I noticed that the court also doesn’t mention Doe v. MySpace, the recent Fifth Circuit 230 opinion also involving online hook-ups leading to offline statutory rapes. That case turned on a negligence-style “premises liability” theory rather than a breach of contract/false marketing representation theory, but the Sixth Circuit could have tried to equate the two if it wanted (especially in its discussion about “failure to warn”).

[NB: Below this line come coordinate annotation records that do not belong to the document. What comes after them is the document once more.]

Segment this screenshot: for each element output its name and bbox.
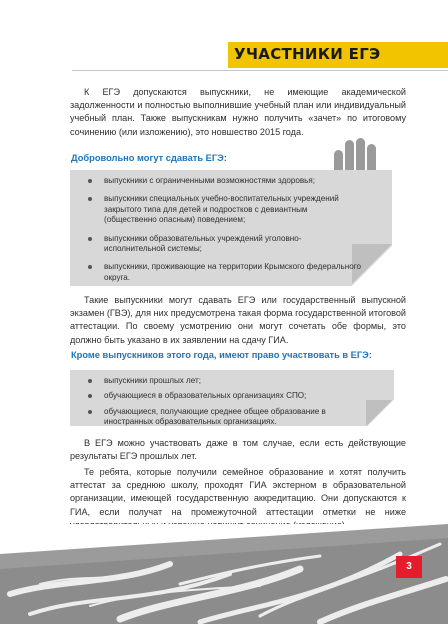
brush-texture-decoration [0, 524, 448, 624]
section1-list [84, 176, 362, 291]
paragraph-past-results: В ЕГЭ можно участвовать даже в том случае, если есть действующие результаты ЕГЭ прошлых лет. [70, 438, 406, 462]
section2-list [84, 376, 374, 433]
list-item: выпускники образовательных учреждений уголовно-исполнительной системы; [84, 234, 362, 255]
intro-paragraph: К ЕГЭ допускаются выпускники, не имеющие академической задолженности и полностью выполнившие учебный план или индивидуальный учебный план. Также выпускникам нужно получить «зачет» по итоговому сочинению (или изложению), это новшество 2015 года. [70, 87, 406, 137]
section1-heading: Добровольно могут сдавать ЕГЭ: [71, 153, 227, 163]
list-item: выпускники, проживающие на территории Крымского федерального округа. [84, 262, 362, 283]
paragraph-family-education: Те ребята, которые получили семейное образование и хотят получить аттестат за среднюю школу, проходят ГИА экстерном в образовательной организации, имеющей государственную аккредитацию. Они допускаются к ГИА, если получат на промежуточной аттестации отметки не ниже [70, 467, 406, 517]
section2-heading: Кроме выпускников этого года, имеют право участвовать в ЕГЭ: [71, 350, 372, 360]
page-title: УЧАСТНИКИ ЕГЭ [234, 45, 381, 63]
page-number-badge: 3 [396, 556, 422, 578]
list-item: выпускники специальных учебно-воспитательных учреждений закрытого типа для детей и подростков с девиантным (общественно опасным) поведением; [84, 194, 362, 225]
list-item: обучающиеся, получающие среднее общее образование в иностранных образовательных организациях. [84, 407, 374, 428]
list-item: выпускники прошлых лет; [84, 376, 374, 386]
header-divider [72, 70, 448, 71]
list-item: обучающиеся в образовательных организациях СПО; [84, 391, 374, 401]
paragraph-gve: Такие выпускники могут сдавать ЕГЭ или государственный выпускной экзамен (ГВЭ), для них предусмотрена такая форма государственной итоговой аттестации. По своему усмотрению они могут сочетать обе формы, это должно быть указано в их заявлении на сдачу ГИА. [70, 295, 406, 345]
list-item: выпускники с ограниченными возможностями здоровья; [84, 176, 362, 186]
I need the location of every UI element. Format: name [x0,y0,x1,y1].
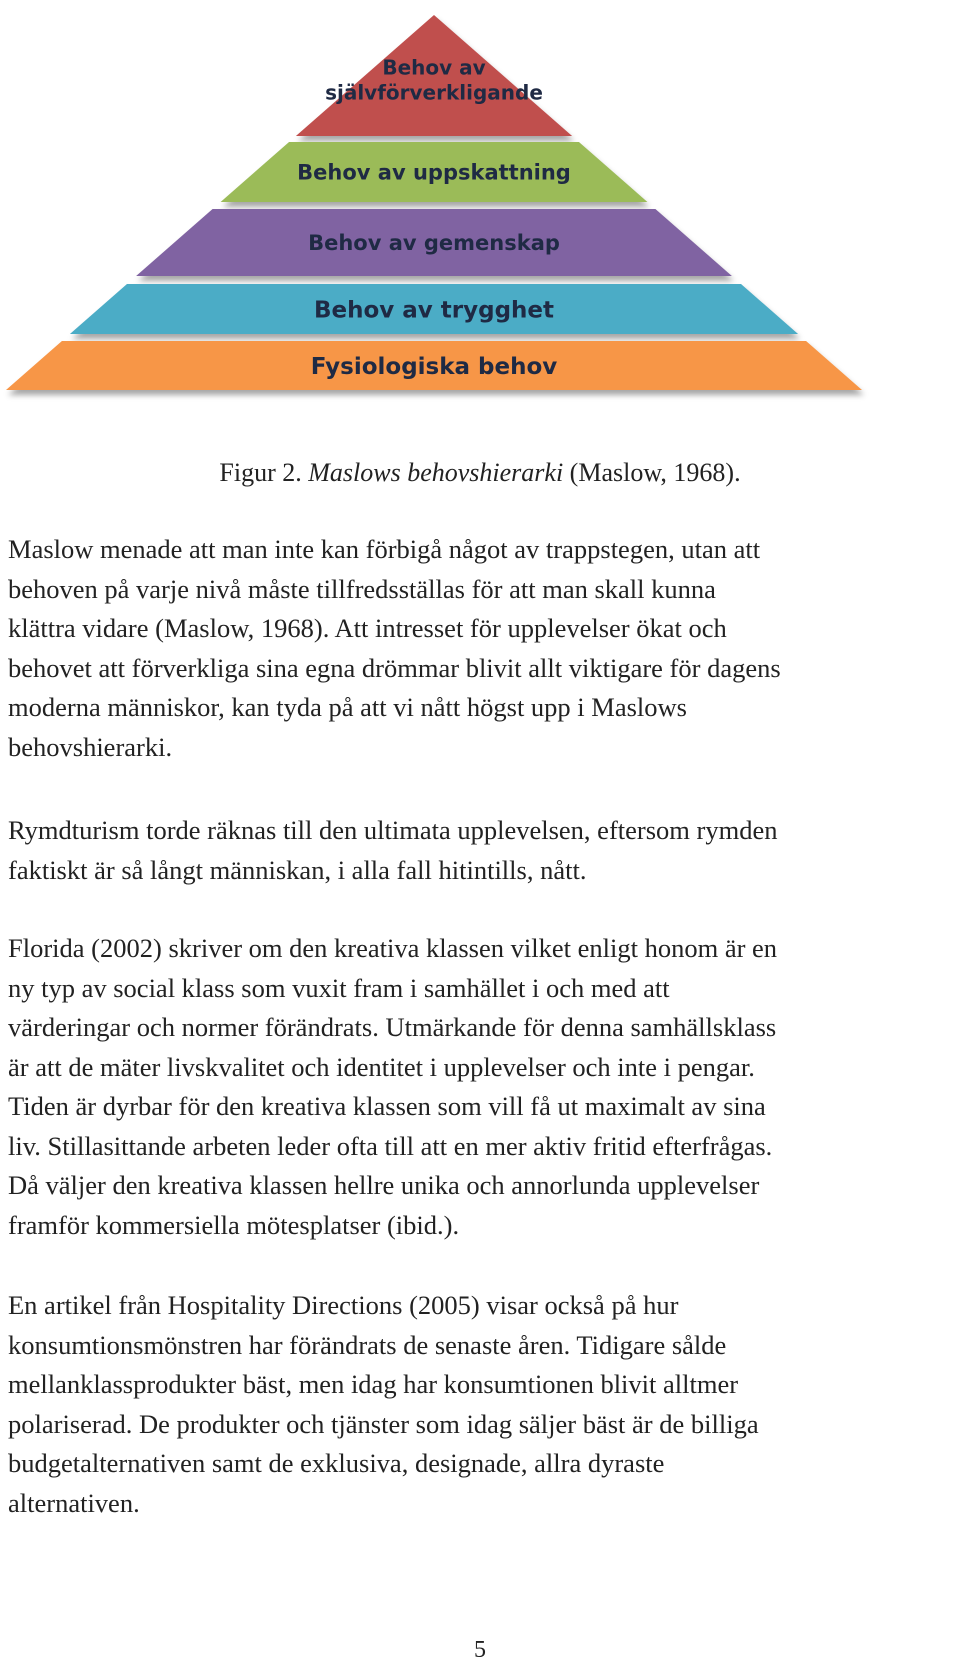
text-line: budgetalternativen samt de exklusiva, designade, allra dyraste [8,1448,665,1478]
text-line: alternativen. [8,1487,140,1518]
text-line: Rymdturism torde räknas till den ultimata upplevelsen, eftersom rymden [8,815,778,845]
pyramid-tier-label: Fysiologiska behov [310,353,558,380]
figure-caption [0,456,960,490]
text-line: behovshierarki. [8,731,173,762]
text-line: värderingar och normer förändrats. Utmärkande för denna samhällsklass [8,1012,777,1042]
text-line: En artikel från Hospitality Directions (2005) visar också på hur [8,1290,679,1320]
text-line: Maslow menade att man inte kan förbigå något av trappstegen, utan att [8,534,761,564]
text-line: framför kommersiella mötesplatser (ibid.). [8,1209,460,1240]
pyramid-tier-label: Behov av trygghet [313,297,555,324]
text-line: faktiskt är så långt människan, i alla fall hitintills, nått. [8,854,587,885]
figure-caption-title: Maslows behovshierarki [308,458,564,487]
pyramid-tier-label: Behov av gemenskap [308,231,560,256]
pyramid-tier-label: Behov av uppskattning [297,160,571,185]
figure-caption-citation: (Maslow, 1968). [569,458,741,487]
text-line: behoven på varje nivå måste tillfredsställas för att man skall kunna [8,573,716,604]
text-line: Florida (2002) skriver om den kreativa klassen vilket enligt honom är en [8,933,778,963]
figure-caption-prefix: Figur 2. [219,458,302,487]
text-line: behovet att förverkliga sina egna drömmar blivit allt viktigare för dagens [8,652,781,683]
pyramid-tier-label: självförverkligande [325,80,543,105]
text-line: Tiden är dyrbar för den kreativa klassen som vill få ut maximalt av sina [8,1091,766,1121]
paragraph-rymdturism [8,811,960,890]
text-line: polariserad. De produkter och tjänster som idag säljer bäst är de billiga [8,1408,759,1439]
text-line: konsumtionsmönstren har förändrats de senaste åren. Tidigare sålde [8,1329,727,1360]
paragraph-maslow [8,530,960,767]
paragraph-florida [8,929,960,1245]
text-line: är att de mäter livskvalitet och identitet i upplevelser och inte i pengar. [8,1051,755,1082]
text-line: moderna människor, kan tyda på att vi nått högst upp i Maslows [8,692,687,722]
text-line: liv. Stillasittande arbeten leder ofta till att en mer aktiv fritid efterfrågas. [8,1130,773,1161]
text-line: Då väljer den kreativa klassen hellre unika och annorlunda upplevelser [8,1170,760,1200]
pyramid-tier-label: Behov av [382,55,486,80]
text-line: mellanklassprodukter bäst, men idag har konsumtionen blivit alltmer [8,1369,739,1399]
maslow-pyramid-figure [0,0,960,420]
paragraph-hospitality [8,1286,960,1523]
text-line: klättra vidare (Maslow, 1968). Att intresset för upplevelser ökat och [8,613,727,643]
page-number: 5 [474,1637,486,1663]
text-line: ny typ av social klass som vuxit fram i samhället i och med att [8,972,670,1003]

So, where does this ruling leave us? This ruling, along with the Goddard opinion from earlier this month, reinforces that plaintiffs trying the breach of contract/false marketing representations workaround to 47 USC 230 still have to establish their prima facie substantive case or they will be dismissed (in this case, on a 12b6 motion). Plus, numerous district court cases still hold that 47 USC 230 applies to false marketing representations, including the Mazur and Friendfinder cases from earlier this year. So I think the news remains very, very good for defendants. Nevertheless, I remain confused about the precise boundaries between 47 USC 230 and breach of contract/false marketing representations, and clarity will have to wait until 2009 (or beyond).

Unless something really big happens in the next 36 hours, I’ll see you in 2009. Happy new year!